Now, look, I’m not advocating for that, but here’s what I do believe: it’s a little bit too difficult to become an All-Star in today’s NBA. As the league has tripled in size 30 teams, we’ve expanded All-Star rosters from 11 to 12 players per team.

It wouldn’t be until 1989 that there would be more teams than players at the All-Star Game. For most of the game’s vaunted history, it featured more players than teams in the league.

Twelve teams have no All-Star representation at all in this year’s contest. If you’re a fan of a specific team, there’s a 40% chance that you have no reason to watch the game, no reason to watch the NBA’s All-Star draft, and so on. As much as anything, that’s what’s fun about the All-Star Game itself: seeing guys you’ve developed an emotional connection with play with other players, try to find themselves among the league’s pecking order. But it’s no fun to watch a pecking order established that you’re locked out of.

“But Andy,” I hear you saying, “while the size of the league has grown, the All-Star Game’s mission hasn’t: find the best 24 players in our league. Why should that number change?”

Because the available pool of basketball talent has widely expanded. Instead of gathering pro players from a few states in which basketball was a focus (in 1951, the NCAA basketball tournament was just 16 teams, up from eight the year prior), we’re now an internationally renowned sport, with literally hundreds of millions of youth playing the game worldwide. It is astronomically harder to be an NBA player than it ever was 20 years ago, let alone 70 years ago.

What I propose is a modest change: 15-player All-Star rosters for each conference. That’s the size of actual NBA rosters, after all, and shouldn’t the All-Star teams work like actual NBA teams? That also would mean an average of exactly one All-Star per team.

Ah, symmetry. Seems like the perfect amount. If we were establishing the All-Star Game from scratch today, this is exactly what we would do — we certainly wouldn’t randomly select 12-player rosters.

I then further propose that the practice of establishing injury replacements from the All-Star Game is abolished. 15-man rosters will be able to absorb the annual ritual of one or two players from each conference being unable to play due to injury.

We’d still have All-Star debates and All-Star snubs and all of that, but the whole process wouldn’t feel quite as unfair as it does now. Remember when Damian Lillard, or Deron Williams, was locked out of the All-Star Game for two consecutive seasons, just because the Western Conference had four of the best guards in NBA history at the time?
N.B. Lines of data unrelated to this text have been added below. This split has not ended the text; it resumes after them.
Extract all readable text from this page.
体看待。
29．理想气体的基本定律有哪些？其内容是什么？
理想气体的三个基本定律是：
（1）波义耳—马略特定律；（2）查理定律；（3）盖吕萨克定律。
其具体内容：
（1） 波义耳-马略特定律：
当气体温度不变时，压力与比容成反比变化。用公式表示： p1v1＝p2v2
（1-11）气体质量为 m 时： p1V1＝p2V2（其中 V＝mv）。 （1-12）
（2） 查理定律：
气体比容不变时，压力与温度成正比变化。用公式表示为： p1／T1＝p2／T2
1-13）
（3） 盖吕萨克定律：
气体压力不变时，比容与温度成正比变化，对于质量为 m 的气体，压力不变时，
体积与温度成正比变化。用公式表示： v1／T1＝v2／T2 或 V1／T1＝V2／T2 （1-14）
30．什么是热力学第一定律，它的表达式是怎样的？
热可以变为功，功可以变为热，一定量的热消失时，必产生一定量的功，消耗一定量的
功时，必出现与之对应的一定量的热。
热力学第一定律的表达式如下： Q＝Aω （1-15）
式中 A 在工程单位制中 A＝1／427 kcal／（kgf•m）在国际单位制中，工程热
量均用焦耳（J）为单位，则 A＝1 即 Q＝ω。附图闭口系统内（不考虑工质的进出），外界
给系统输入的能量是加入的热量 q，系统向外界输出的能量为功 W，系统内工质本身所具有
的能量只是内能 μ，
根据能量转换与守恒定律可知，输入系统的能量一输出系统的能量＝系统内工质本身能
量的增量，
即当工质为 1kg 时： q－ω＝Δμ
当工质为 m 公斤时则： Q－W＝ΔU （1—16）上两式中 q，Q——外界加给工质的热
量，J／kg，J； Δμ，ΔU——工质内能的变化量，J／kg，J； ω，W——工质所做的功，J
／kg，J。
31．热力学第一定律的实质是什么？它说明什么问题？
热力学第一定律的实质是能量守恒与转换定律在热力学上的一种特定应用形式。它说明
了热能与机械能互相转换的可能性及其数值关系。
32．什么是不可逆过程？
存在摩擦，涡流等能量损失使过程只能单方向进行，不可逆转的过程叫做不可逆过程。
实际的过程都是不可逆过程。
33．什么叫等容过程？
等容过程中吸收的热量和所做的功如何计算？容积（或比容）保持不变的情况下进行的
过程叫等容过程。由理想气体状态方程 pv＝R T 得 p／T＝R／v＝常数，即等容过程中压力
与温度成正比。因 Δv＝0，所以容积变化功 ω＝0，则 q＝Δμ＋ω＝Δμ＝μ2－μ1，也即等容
Both deserved to be there.

This year, that’d mean spots for Trae Young and Khris Middleton in the Eastern Conference, and spots for DeMar DeRozan and Mike Conley in the Western Conference. All four have had definite All-Star caliber seasons by any standard, and deserve to be mentioned among their peers.

For no reason beyond tradition, we’re stuck in the past. Let’s make the All-Star team fit the league we play in now, not the ancient relic from the 50s, 60s, and 70s.